MAMMA MIA! HERE WE GO AGAIN

There’s a lot to be said for a film with absolutely no pretence.

Scratch that – there’s a lot to be said for TWO films with absolutely no pretence which know their audience and what it wants. Having Godfather 2’d the widely beloved original, we return to our fictional Greek island where everyone, and I mean everyone knows the lyrics to a dozen-odd ABBA show-stoppers. Featuring those that never quite made the cut in 2008 or are otherwise too good not to smash out again, we creatively transition between Sophie; Amanda Seyfried returning now ten years on, and ‘Young Donna,’ with Lily James taking on the earlier incarnation of Meryl Streep’s role with welcome aplomb.

Colin Firth, Pierce Brosnan and Stellan Skarsgard return, of course, to pick up a pay-check and have a few weeks of fun performing expensive karaoke while their younger versions flit away with James in the story we already know. Julie Walters and Christine Baranski are reliable fixtures, the latter a highlight throughout as she delivers a masterclass in deadpan.

No this is not Godfather 2, and it isn’t trying to be. It is however a better sequel than The Godfather Part III, even if Andy Garcia’s role this time around is largely relegated to the film’s second to worst rendition and most unnecessary storyline. Teaming up for a duet with, well, someone famous, only the downbeat rendering of Knowing Me, Knowing You misfires as badly.

The Name of the Game, Waterloo and a reworking of Mamma Mia by James initially absent the iconic rhythms stand out as toe-tapping delights, as does James’ extremely moving Andante, Andante. James, a better singer to be sure than Streep who here too demonstrates markedly improved vocals in an albeit small role, makes this film.
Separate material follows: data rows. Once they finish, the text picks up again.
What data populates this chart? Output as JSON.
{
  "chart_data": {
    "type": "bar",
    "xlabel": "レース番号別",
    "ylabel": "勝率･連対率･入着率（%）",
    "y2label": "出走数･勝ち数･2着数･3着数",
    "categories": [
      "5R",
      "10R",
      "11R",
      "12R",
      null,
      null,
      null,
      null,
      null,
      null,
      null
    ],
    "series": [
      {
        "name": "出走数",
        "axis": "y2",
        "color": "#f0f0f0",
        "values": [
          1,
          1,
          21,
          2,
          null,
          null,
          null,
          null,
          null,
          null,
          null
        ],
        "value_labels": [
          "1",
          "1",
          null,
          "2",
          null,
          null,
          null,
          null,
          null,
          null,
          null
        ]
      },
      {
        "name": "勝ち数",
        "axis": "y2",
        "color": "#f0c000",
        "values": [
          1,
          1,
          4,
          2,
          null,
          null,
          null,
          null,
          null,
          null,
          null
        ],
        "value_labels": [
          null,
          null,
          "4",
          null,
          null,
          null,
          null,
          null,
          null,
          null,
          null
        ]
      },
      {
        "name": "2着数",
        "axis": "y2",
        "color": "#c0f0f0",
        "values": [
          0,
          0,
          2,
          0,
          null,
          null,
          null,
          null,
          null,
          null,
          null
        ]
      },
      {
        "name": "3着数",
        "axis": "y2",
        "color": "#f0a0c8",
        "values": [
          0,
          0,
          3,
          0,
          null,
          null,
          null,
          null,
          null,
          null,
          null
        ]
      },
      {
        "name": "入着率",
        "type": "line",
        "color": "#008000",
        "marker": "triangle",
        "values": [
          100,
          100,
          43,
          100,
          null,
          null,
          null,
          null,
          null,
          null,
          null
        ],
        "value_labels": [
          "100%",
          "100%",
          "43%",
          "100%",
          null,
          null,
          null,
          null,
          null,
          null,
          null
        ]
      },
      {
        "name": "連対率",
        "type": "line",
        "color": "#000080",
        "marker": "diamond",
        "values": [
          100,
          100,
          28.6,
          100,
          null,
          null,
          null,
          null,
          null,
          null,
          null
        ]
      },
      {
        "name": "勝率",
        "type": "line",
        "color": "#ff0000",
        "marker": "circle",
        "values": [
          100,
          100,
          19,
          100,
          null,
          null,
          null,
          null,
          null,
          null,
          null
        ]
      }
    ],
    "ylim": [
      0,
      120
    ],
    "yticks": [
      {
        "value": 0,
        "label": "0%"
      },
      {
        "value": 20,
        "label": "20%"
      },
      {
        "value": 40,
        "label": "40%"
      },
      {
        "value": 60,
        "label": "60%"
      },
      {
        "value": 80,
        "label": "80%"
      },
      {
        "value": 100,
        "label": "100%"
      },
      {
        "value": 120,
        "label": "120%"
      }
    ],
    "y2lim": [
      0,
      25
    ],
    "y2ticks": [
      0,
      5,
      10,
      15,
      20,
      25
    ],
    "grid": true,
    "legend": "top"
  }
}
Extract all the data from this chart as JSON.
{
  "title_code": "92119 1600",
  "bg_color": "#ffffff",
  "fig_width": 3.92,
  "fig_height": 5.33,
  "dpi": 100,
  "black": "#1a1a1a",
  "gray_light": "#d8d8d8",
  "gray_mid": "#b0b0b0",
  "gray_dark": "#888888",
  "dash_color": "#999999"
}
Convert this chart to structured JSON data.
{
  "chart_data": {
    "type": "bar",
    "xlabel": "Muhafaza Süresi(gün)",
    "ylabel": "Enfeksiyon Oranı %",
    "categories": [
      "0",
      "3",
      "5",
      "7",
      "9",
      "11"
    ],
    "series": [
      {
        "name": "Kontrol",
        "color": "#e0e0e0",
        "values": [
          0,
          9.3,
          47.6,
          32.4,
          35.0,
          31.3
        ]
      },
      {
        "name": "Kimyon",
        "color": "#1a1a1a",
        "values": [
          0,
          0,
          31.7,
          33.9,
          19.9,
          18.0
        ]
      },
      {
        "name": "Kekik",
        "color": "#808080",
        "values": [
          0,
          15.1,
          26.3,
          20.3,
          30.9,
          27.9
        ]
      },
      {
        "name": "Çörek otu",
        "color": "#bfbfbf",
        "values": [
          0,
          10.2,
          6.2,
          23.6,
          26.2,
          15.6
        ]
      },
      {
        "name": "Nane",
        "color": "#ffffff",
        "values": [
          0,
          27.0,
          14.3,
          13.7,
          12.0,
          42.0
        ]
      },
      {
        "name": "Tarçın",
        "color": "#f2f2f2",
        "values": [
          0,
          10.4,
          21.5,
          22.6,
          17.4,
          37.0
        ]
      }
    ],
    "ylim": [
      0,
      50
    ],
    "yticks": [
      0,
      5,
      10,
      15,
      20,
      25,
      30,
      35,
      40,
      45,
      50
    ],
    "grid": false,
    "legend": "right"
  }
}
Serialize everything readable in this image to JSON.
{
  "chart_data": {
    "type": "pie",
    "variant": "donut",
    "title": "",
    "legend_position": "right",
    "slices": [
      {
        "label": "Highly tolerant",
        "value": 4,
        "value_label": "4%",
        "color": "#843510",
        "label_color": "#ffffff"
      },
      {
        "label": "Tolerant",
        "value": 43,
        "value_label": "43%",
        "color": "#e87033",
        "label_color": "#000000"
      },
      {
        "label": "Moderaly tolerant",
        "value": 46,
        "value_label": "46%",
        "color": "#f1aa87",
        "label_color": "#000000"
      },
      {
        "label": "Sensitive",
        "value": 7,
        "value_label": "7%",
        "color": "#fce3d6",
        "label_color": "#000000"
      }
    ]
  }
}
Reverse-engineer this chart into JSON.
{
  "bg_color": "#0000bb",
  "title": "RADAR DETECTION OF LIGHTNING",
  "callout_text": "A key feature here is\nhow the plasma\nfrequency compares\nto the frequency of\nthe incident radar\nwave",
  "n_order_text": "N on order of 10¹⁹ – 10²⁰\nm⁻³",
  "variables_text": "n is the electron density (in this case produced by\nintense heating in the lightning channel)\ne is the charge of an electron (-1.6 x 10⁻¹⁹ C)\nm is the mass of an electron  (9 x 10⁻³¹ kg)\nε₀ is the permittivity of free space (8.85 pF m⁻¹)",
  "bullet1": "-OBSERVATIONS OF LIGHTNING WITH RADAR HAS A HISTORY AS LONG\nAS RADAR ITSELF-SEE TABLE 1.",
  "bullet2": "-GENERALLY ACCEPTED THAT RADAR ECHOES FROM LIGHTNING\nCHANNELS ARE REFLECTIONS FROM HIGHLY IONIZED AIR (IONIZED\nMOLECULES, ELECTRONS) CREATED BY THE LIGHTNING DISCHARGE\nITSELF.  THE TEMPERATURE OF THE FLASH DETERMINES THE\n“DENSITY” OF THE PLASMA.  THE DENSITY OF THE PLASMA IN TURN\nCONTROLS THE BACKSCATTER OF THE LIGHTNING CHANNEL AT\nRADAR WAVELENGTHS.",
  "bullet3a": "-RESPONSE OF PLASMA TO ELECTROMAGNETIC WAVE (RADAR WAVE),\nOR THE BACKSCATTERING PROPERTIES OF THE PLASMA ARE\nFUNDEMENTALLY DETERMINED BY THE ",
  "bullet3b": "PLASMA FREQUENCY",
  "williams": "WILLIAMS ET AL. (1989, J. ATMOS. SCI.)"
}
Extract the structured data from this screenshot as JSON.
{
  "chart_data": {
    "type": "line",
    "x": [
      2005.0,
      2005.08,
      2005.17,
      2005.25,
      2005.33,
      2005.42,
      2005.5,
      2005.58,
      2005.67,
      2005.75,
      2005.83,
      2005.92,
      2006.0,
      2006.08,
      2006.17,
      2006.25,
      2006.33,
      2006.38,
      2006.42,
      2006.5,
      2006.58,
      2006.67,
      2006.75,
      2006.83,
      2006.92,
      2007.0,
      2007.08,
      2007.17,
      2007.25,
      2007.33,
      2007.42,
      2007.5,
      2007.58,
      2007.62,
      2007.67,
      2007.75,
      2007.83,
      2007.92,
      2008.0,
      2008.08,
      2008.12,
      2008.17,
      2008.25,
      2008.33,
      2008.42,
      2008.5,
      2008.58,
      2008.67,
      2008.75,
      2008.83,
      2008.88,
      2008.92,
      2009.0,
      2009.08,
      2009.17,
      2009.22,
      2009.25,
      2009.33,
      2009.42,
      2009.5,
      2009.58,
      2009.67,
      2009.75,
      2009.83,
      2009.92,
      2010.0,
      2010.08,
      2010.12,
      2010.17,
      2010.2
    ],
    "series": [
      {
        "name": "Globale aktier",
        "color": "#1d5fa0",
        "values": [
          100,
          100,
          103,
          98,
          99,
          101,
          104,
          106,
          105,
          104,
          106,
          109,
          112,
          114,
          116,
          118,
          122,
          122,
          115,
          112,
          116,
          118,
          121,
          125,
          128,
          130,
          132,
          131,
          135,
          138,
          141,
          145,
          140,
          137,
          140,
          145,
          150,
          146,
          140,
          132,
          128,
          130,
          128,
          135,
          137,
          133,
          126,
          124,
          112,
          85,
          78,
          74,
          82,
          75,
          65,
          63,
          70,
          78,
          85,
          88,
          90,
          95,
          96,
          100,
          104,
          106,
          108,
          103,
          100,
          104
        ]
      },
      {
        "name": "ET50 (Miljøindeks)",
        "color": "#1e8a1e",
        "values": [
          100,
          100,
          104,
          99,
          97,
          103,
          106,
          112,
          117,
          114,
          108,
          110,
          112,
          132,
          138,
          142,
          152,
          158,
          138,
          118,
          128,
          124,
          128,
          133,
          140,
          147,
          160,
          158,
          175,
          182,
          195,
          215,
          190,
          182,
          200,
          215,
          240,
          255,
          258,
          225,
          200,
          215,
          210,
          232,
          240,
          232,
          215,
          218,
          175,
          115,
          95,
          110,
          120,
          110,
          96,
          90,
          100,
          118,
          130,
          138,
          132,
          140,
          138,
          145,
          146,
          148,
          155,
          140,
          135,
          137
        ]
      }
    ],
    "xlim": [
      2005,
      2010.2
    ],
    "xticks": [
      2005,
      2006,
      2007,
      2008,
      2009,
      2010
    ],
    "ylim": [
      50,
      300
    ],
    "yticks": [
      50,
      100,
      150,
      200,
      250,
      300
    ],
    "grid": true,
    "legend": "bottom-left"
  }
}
Her energy and dynamism fill the sequel with the fun and fervour fans of Swedish juggernauts ABBA, that oh so special band blasted throughout living rooms, concert halls and every single karaoke machine that ever stood, will instantly recognise and love.

ABBA’s live performances are beloved even over and above their phenomenal studio renditions for a reason; the majority of their songs, and their most famous ones to boot, are best when belted out with those confounding tempos they just nail again and again. James and co more often than not capture semblances of that magic and that is why their return to Super Trouper, the best cover in the original and in this author’s humble opinion ABBA’s best song, like so many other versions herein are so welcome and ceaselessly listenable.

Brosnan is graciously given an opportunity to revisit his much lampooned staging of S.O.S in one of Here We Go Again’s more tender moments, while Skarsgard gets some of the funnier gags as we are reintroduced to him in Stockholm, which the film cringingly feels the need to remind us is in Sweden. Firth’s Harry is conversely magnificently short-changed; his character, one of the most beloved of the series, features little and to the extent that in his absence the sequel introduces at least one major inconsistency with the original. Salvaging this to a degree in a funny post-credits sequence, the addition, like much of the plotting, is treated negligibly.

Getting that bit much more of a cameo than Streep, Cher makes her touted appearance, as much a signal as any that this film is not for everyone. And it is not for everyone and especially so if you are not an ABBA fan, but for those who loved the original and are thrilled to see something different enough and still wildly enjoyable. It’s for those, this author among them, who grew up with the super troopers and couldn’t wait to see this with a cinema-full of people who know the lyrics to One of Us, and it’s for the excited patron in the back of our cinema who whispered loudly “Is that Cher? IS THAT CHER?!”

No the covers are never quite as good as the originals (save perhaps Andante, Andante) but that won’t matter to the millions this movie was made for, because we are all Pierce Brosnan murmuring, humming or full-throated singing along to that which we love alongside James who oh so thankfully knocks it out of the park.